Cette situation délicate survient alors que neuf individus ont été arrêtés dans le cadre de l'enquête sur la mort de Quentin Deranque, dont Jacques-Elie Favrot, assistant parlementaire de Raphaël Arnault, et un militant de La Jeune Garde. Ces arrestations interviennent après la tragédie survenue à Lyon, où le jeune homme de 23 ans a perdu la vie suite à une violente agression par des membres présumés de ce groupuscule.

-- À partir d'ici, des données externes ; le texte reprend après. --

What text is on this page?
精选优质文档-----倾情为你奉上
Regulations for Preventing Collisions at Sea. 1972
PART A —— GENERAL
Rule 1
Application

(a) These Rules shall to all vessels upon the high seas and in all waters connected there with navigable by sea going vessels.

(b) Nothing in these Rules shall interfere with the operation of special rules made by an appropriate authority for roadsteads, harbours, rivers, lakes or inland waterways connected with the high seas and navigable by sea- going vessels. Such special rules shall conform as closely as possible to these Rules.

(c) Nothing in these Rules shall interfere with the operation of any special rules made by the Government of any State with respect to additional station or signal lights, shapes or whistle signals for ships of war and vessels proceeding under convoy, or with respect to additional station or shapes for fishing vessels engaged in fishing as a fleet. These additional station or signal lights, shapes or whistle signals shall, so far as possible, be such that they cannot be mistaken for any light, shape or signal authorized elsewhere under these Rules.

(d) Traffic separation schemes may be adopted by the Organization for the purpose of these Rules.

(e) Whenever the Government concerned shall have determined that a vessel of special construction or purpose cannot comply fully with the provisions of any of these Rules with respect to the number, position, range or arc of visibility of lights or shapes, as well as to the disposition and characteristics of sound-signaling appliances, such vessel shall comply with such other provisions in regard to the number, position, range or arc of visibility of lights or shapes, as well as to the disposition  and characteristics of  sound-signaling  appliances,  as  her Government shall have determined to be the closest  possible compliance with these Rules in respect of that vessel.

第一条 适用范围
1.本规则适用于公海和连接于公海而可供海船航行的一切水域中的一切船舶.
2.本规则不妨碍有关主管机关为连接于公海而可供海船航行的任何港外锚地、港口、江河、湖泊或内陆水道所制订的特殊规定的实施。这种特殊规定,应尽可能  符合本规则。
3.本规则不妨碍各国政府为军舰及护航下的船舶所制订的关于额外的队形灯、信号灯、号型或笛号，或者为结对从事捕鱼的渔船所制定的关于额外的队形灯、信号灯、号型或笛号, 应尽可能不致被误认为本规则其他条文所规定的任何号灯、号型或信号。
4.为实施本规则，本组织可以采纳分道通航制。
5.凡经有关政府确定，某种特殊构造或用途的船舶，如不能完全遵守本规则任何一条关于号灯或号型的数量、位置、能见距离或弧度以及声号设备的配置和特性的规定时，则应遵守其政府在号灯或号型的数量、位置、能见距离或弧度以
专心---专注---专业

Ciotti, lors de son intervention médiatique, a aussi mentionné que « Monsieur Attal a appelé à voter LFI. Je dirais la même chose de Monsieur Wauquiez, qui a demandé des désistements pour les candidats du Nouveau Front Populaire ». Ces propos soulignent l'inquiétude face à la banalisation de certaines alliances au sein du panorama politique français.
Quentin Deranque, militant nationaliste, avait été gravement blessé lors d'une manifestation contre la venue de la députée insoumise Rima Hassan à Sciences Po Lyon. Son décès a relancé le débat sur les violences politiques et les groupes extrêmes, dont La Jeune Garde, qui a été récemment dissoute par le gouvernement, bien que cela attende la validation du Conseil d'État.
Cette affaire démontre l'ampleur des enjeux électoraux et les conséquences tragiques que peuvent engendrer les compromis politiques. Alors que la France se prépare pour de nouvelles élections, les erreurs du passé pourraient avoir des répercussions sur l'avenir politique des partis impliqués.